Tendons l’oreille… Dans un restaurant tout proche, le maître queux hèle l’un de ses gâte-sauces :
– Va-t’en me quérir du lut avant que je mette ma cocotte au piano !
– Je viens de luter votre cocotte, monsieur !
– Eh bien, trousse ces deux poulettes !
– Plaît-il ?
– Attache-leur les pattes et les ailes, assujettis-les sur leurs flancs, ranges-en avec soin les jointures afin que les deux sot-l’y-laisse soient d’une tendreté plus moelleuse que jamais ! Pendant ce temps, dans mon faitout, mijotent des gélinottes qui se sont laissé imprégner du parfum des échalotes.
– Bien monsieur !
– Ensuite, trie les cerneaux que j’ajouterai aux pleurotes rissolés, puis pèle les bintjes. Ne lave pas les truffes, frotte-les délicatement avec une brosse ! Penses-y ! Il faut que tu acquières de bonnes habitudes.

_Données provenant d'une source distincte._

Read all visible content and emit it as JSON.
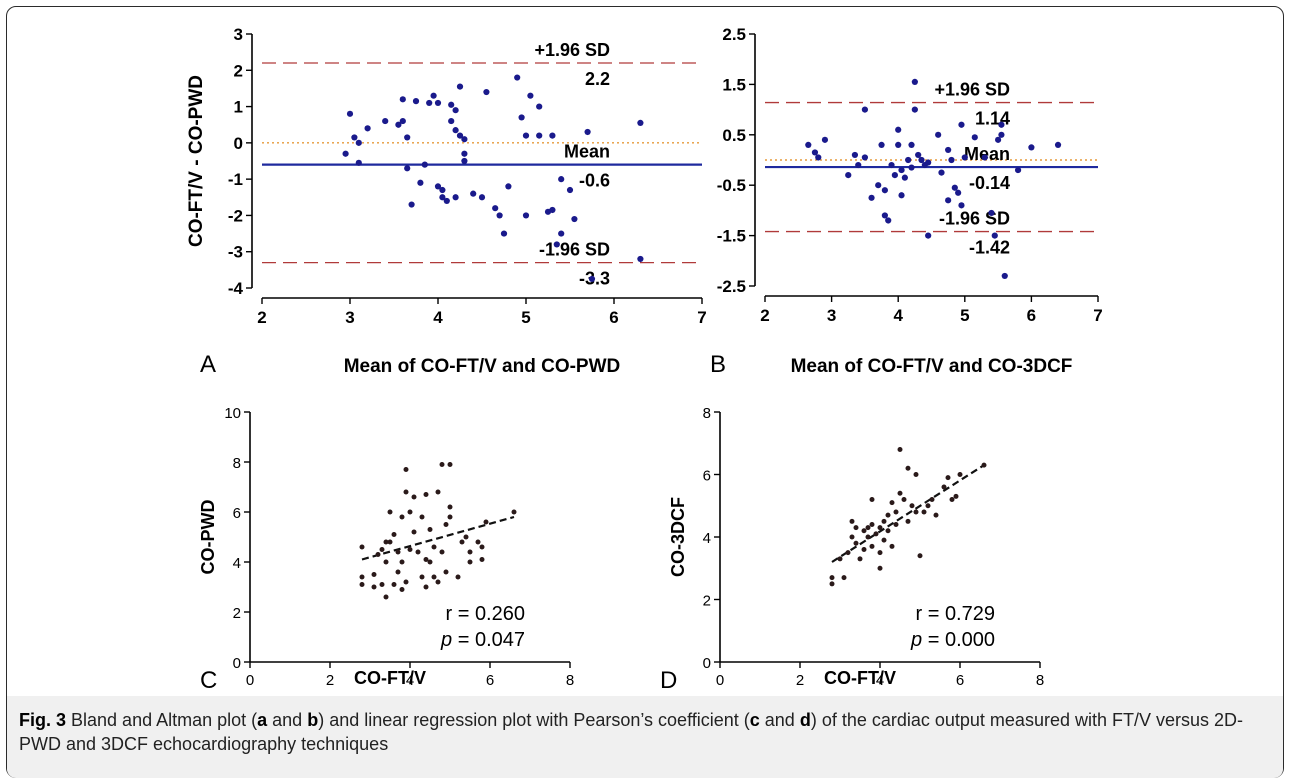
{
  "figure": {
    "caption_label": "Fig. 3",
    "caption_parts": [
      {
        "t": " Bland and Altman plot (",
        "b": false
      },
      {
        "t": "a",
        "b": true
      },
      {
        "t": " and ",
        "b": false
      },
      {
        "t": "b",
        "b": true
      },
      {
        "t": ") and linear regression plot with Pearson’s coefficient (",
        "b": false
      },
      {
        "t": "c",
        "b": true
      },
      {
        "t": " and ",
        "b": false
      },
      {
        "t": "d",
        "b": true
      },
      {
        "t": ") of the cardiac output measured with FT/V versus 2D-PWD and 3DCF echocardiography techniques",
        "b": false
      }
    ]
  },
  "chart_data": [
    {
      "panel_letter": "A",
      "type": "scatter",
      "subtype": "bland-altman",
      "xlabel": "Mean of CO-FT/V and CO-PWD",
      "ylabel": "CO-FT/V - CO-PWD",
      "xlim": [
        2,
        7
      ],
      "ylim": [
        -4,
        3
      ],
      "xticks": [
        "2",
        "3",
        "4",
        "5",
        "6",
        "7"
      ],
      "yticks": [
        "3",
        "2",
        "1",
        "0",
        "-1",
        "-2",
        "-3",
        "-4"
      ],
      "ytick_values": [
        3,
        2,
        1,
        0,
        -1,
        -2,
        -3,
        -4
      ],
      "xtick_values": [
        2,
        3,
        4,
        5,
        6,
        7
      ],
      "mean_line": -0.6,
      "zero_line": 0,
      "upper_loa": 2.2,
      "lower_loa": -3.3,
      "line_labels": {
        "upper": "+1.96 SD",
        "upper_value": "2.2",
        "mean": "Mean",
        "mean_value": "-0.6",
        "lower": "-1.96 SD",
        "lower_value": "-3.3"
      },
      "point_color": "#1a1a8c",
      "points": [
        [
          2.95,
          -0.3
        ],
        [
          3.0,
          0.8
        ],
        [
          3.05,
          0.15
        ],
        [
          3.1,
          0.0
        ],
        [
          3.1,
          -0.55
        ],
        [
          3.2,
          0.4
        ],
        [
          3.4,
          0.6
        ],
        [
          3.55,
          0.5
        ],
        [
          3.6,
          1.2
        ],
        [
          3.6,
          0.6
        ],
        [
          3.65,
          0.15
        ],
        [
          3.65,
          -0.7
        ],
        [
          3.7,
          -1.7
        ],
        [
          3.75,
          1.15
        ],
        [
          3.8,
          -1.1
        ],
        [
          3.85,
          -0.6
        ],
        [
          3.9,
          1.1
        ],
        [
          3.95,
          1.3
        ],
        [
          4.0,
          1.1
        ],
        [
          4.0,
          -1.2
        ],
        [
          4.05,
          -1.5
        ],
        [
          4.05,
          -1.3
        ],
        [
          4.1,
          -1.6
        ],
        [
          4.15,
          0.6
        ],
        [
          4.15,
          1.05
        ],
        [
          4.2,
          0.9
        ],
        [
          4.2,
          0.35
        ],
        [
          4.2,
          -1.5
        ],
        [
          4.25,
          1.55
        ],
        [
          4.25,
          0.2
        ],
        [
          4.3,
          -0.3
        ],
        [
          4.3,
          -0.5
        ],
        [
          4.3,
          0.1
        ],
        [
          4.4,
          -1.4
        ],
        [
          4.5,
          -1.5
        ],
        [
          4.55,
          1.4
        ],
        [
          4.65,
          -1.8
        ],
        [
          4.7,
          -2.0
        ],
        [
          4.75,
          -2.5
        ],
        [
          4.8,
          -1.2
        ],
        [
          4.9,
          1.8
        ],
        [
          4.95,
          0.7
        ],
        [
          5.0,
          0.2
        ],
        [
          5.0,
          -2.0
        ],
        [
          5.05,
          1.3
        ],
        [
          5.15,
          1.0
        ],
        [
          5.15,
          0.2
        ],
        [
          5.25,
          -1.9
        ],
        [
          5.3,
          0.2
        ],
        [
          5.3,
          -1.85
        ],
        [
          5.35,
          -2.8
        ],
        [
          5.4,
          -2.5
        ],
        [
          5.4,
          -1.0
        ],
        [
          5.5,
          -1.3
        ],
        [
          5.55,
          -2.1
        ],
        [
          5.7,
          0.3
        ],
        [
          5.75,
          -3.75
        ],
        [
          6.3,
          -3.2
        ],
        [
          6.3,
          0.55
        ]
      ]
    },
    {
      "panel_letter": "B",
      "type": "scatter",
      "subtype": "bland-altman",
      "xlabel": "Mean of CO-FT/V and CO-3DCF",
      "ylabel": "CO-FT/V - CO-3DCF",
      "xlim": [
        2,
        7
      ],
      "ylim": [
        -2.5,
        2.5
      ],
      "xticks": [
        "2",
        "3",
        "4",
        "5",
        "6",
        "7"
      ],
      "yticks": [
        "2.5",
        "1.5",
        "0.5",
        "-0.5",
        "-1.5",
        "-2.5"
      ],
      "ytick_values": [
        2.5,
        1.5,
        0.5,
        -0.5,
        -1.5,
        -2.5
      ],
      "xtick_values": [
        2,
        3,
        4,
        5,
        6,
        7
      ],
      "mean_line": -0.14,
      "zero_line": 0,
      "upper_loa": 1.14,
      "lower_loa": -1.42,
      "line_labels": {
        "upper": "+1.96 SD",
        "upper_value": "1.14",
        "mean": "Mean",
        "mean_value": "-0.14",
        "lower": "-1.96 SD",
        "lower_value": "-1.42"
      },
      "point_color": "#1a1a8c",
      "points": [
        [
          2.65,
          0.3
        ],
        [
          2.75,
          0.15
        ],
        [
          2.8,
          0.05
        ],
        [
          2.9,
          0.4
        ],
        [
          3.25,
          -0.3
        ],
        [
          3.35,
          0.1
        ],
        [
          3.4,
          -0.1
        ],
        [
          3.5,
          1.0
        ],
        [
          3.5,
          0.05
        ],
        [
          3.6,
          -0.75
        ],
        [
          3.7,
          -0.5
        ],
        [
          3.75,
          0.3
        ],
        [
          3.8,
          -0.6
        ],
        [
          3.8,
          -1.1
        ],
        [
          3.85,
          -1.2
        ],
        [
          3.9,
          -0.1
        ],
        [
          3.95,
          -0.3
        ],
        [
          4.0,
          0.6
        ],
        [
          4.0,
          0.3
        ],
        [
          4.05,
          -0.2
        ],
        [
          4.05,
          -0.7
        ],
        [
          4.1,
          -0.35
        ],
        [
          4.15,
          0.0
        ],
        [
          4.2,
          0.3
        ],
        [
          4.2,
          -0.15
        ],
        [
          4.25,
          1.0
        ],
        [
          4.25,
          1.55
        ],
        [
          4.3,
          0.1
        ],
        [
          4.35,
          0.0
        ],
        [
          4.4,
          -0.1
        ],
        [
          4.45,
          -0.05
        ],
        [
          4.45,
          -1.5
        ],
        [
          4.6,
          0.5
        ],
        [
          4.65,
          -0.25
        ],
        [
          4.75,
          -0.8
        ],
        [
          4.75,
          0.2
        ],
        [
          4.8,
          0.0
        ],
        [
          4.85,
          -0.55
        ],
        [
          4.9,
          -0.65
        ],
        [
          4.95,
          0.7
        ],
        [
          4.95,
          -0.9
        ],
        [
          5.0,
          0.05
        ],
        [
          5.15,
          0.45
        ],
        [
          5.3,
          0.05
        ],
        [
          5.4,
          -1.05
        ],
        [
          5.45,
          -1.5
        ],
        [
          5.5,
          0.4
        ],
        [
          5.55,
          0.5
        ],
        [
          5.55,
          0.7
        ],
        [
          5.6,
          -2.3
        ],
        [
          5.8,
          -0.2
        ],
        [
          6.0,
          0.25
        ],
        [
          6.4,
          0.3
        ]
      ]
    },
    {
      "panel_letter": "C",
      "type": "scatter",
      "subtype": "regression",
      "xlabel": "CO-FT/V",
      "ylabel": "CO-PWD",
      "xlim": [
        0,
        8
      ],
      "ylim": [
        0,
        10
      ],
      "xticks": [
        "0",
        "2",
        "4",
        "6",
        "8"
      ],
      "yticks": [
        "10",
        "8",
        "6",
        "4",
        "2",
        "0"
      ],
      "ytick_values": [
        10,
        8,
        6,
        4,
        2,
        0
      ],
      "xtick_values": [
        0,
        2,
        4,
        6,
        8
      ],
      "fit_line": {
        "x": [
          2.8,
          6.6
        ],
        "y": [
          4.1,
          5.8
        ]
      },
      "stats": {
        "r": "r = 0.260",
        "p_label": "p",
        "p_rest": " = 0.047"
      },
      "point_color": "#2a1a1a",
      "points": [
        [
          2.8,
          4.6
        ],
        [
          2.8,
          3.4
        ],
        [
          2.8,
          3.1
        ],
        [
          3.1,
          3.5
        ],
        [
          3.1,
          3.0
        ],
        [
          3.2,
          4.3
        ],
        [
          3.3,
          3.1
        ],
        [
          3.3,
          4.5
        ],
        [
          3.4,
          4.8
        ],
        [
          3.4,
          4.0
        ],
        [
          3.4,
          2.6
        ],
        [
          3.5,
          6.0
        ],
        [
          3.5,
          4.8
        ],
        [
          3.6,
          5.1
        ],
        [
          3.6,
          3.1
        ],
        [
          3.7,
          4.4
        ],
        [
          3.7,
          3.6
        ],
        [
          3.8,
          5.8
        ],
        [
          3.8,
          4.0
        ],
        [
          3.8,
          2.9
        ],
        [
          3.9,
          7.7
        ],
        [
          3.9,
          6.8
        ],
        [
          3.9,
          3.2
        ],
        [
          4.0,
          6.0
        ],
        [
          4.0,
          4.5
        ],
        [
          4.1,
          6.6
        ],
        [
          4.1,
          5.2
        ],
        [
          4.2,
          4.4
        ],
        [
          4.3,
          5.8
        ],
        [
          4.3,
          3.4
        ],
        [
          4.4,
          6.7
        ],
        [
          4.4,
          4.1
        ],
        [
          4.4,
          3.0
        ],
        [
          4.5,
          5.3
        ],
        [
          4.5,
          4.0
        ],
        [
          4.6,
          4.6
        ],
        [
          4.6,
          3.4
        ],
        [
          4.7,
          6.8
        ],
        [
          4.7,
          3.2
        ],
        [
          4.8,
          7.9
        ],
        [
          4.8,
          4.4
        ],
        [
          4.9,
          5.5
        ],
        [
          4.9,
          3.6
        ],
        [
          5.0,
          7.9
        ],
        [
          5.0,
          6.2
        ],
        [
          5.0,
          5.8
        ],
        [
          5.2,
          3.4
        ],
        [
          5.3,
          4.8
        ],
        [
          5.4,
          5.0
        ],
        [
          5.5,
          4.0
        ],
        [
          5.5,
          4.4
        ],
        [
          5.7,
          4.8
        ],
        [
          5.8,
          4.6
        ],
        [
          5.8,
          4.1
        ],
        [
          5.9,
          5.6
        ],
        [
          6.6,
          6.0
        ]
      ]
    },
    {
      "panel_letter": "D",
      "type": "scatter",
      "subtype": "regression",
      "xlabel": "CO-FT/V",
      "ylabel": "CO-3DCF",
      "xlim": [
        0,
        8
      ],
      "ylim": [
        0,
        8
      ],
      "xticks": [
        "0",
        "2",
        "4",
        "6",
        "8"
      ],
      "yticks": [
        "8",
        "6",
        "4",
        "2",
        "0"
      ],
      "ytick_values": [
        8,
        6,
        4,
        2,
        0
      ],
      "xtick_values": [
        0,
        2,
        4,
        6,
        8
      ],
      "fit_line": {
        "x": [
          2.8,
          6.6
        ],
        "y": [
          3.2,
          6.3
        ]
      },
      "stats": {
        "r": "r = 0.729",
        "p_label": "p",
        "p_rest": " = 0.000"
      },
      "point_color": "#2a1a1a",
      "points": [
        [
          2.8,
          2.5
        ],
        [
          2.8,
          2.7
        ],
        [
          3.0,
          3.3
        ],
        [
          3.1,
          2.7
        ],
        [
          3.2,
          3.5
        ],
        [
          3.3,
          4.0
        ],
        [
          3.3,
          4.5
        ],
        [
          3.4,
          4.3
        ],
        [
          3.4,
          3.8
        ],
        [
          3.5,
          3.3
        ],
        [
          3.6,
          3.6
        ],
        [
          3.6,
          4.2
        ],
        [
          3.7,
          4.0
        ],
        [
          3.7,
          4.3
        ],
        [
          3.8,
          5.2
        ],
        [
          3.8,
          4.4
        ],
        [
          3.8,
          3.7
        ],
        [
          3.9,
          4.1
        ],
        [
          4.0,
          3.5
        ],
        [
          4.0,
          4.3
        ],
        [
          4.0,
          3.0
        ],
        [
          4.1,
          4.5
        ],
        [
          4.1,
          3.9
        ],
        [
          4.2,
          4.7
        ],
        [
          4.2,
          4.2
        ],
        [
          4.3,
          5.1
        ],
        [
          4.3,
          3.7
        ],
        [
          4.4,
          4.4
        ],
        [
          4.4,
          4.8
        ],
        [
          4.5,
          6.8
        ],
        [
          4.5,
          5.4
        ],
        [
          4.6,
          5.2
        ],
        [
          4.7,
          6.2
        ],
        [
          4.7,
          4.5
        ],
        [
          4.8,
          5.0
        ],
        [
          4.9,
          6.0
        ],
        [
          4.9,
          4.8
        ],
        [
          5.0,
          3.4
        ],
        [
          5.1,
          4.8
        ],
        [
          5.2,
          5.0
        ],
        [
          5.3,
          5.2
        ],
        [
          5.4,
          4.7
        ],
        [
          5.6,
          5.6
        ],
        [
          5.7,
          5.9
        ],
        [
          5.8,
          5.2
        ],
        [
          5.9,
          5.3
        ],
        [
          6.0,
          6.0
        ],
        [
          6.6,
          6.3
        ]
      ]
    }
  ]
}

– Ne préparé-je pas aussi des magrets que notre commis sert en quête de reconnaissance ?
– Si… mais non ! Débarde plutôt des foies !
Deux quidams passant dans la rue hument les exhalaisons aromatiques s’échappant de l’antre enchanté où cuisent à petit feudes garbures enrichies de lard, de choux et de confits d’oie ! Tout cela se mêle aux effluves sucrés des flognardes aux pommes, des clafoutis aux cerises noires.
– Quelle gouleyante liqueur de Bacchus peut-on servir chez cet amphitryon ? s’enquiert l’un d’eux.
– Un coteau de la Vézère peut-être, lui répond son compagnon ;ou bien un vin paillé, autant de nectars qui ont ressurgi après la tragédie du phylloxéra survenue en mille huit cent soixante-seize !
– Vite, entrons, la dictée se termine et tous les concurrents affamés vont se précipiter ici !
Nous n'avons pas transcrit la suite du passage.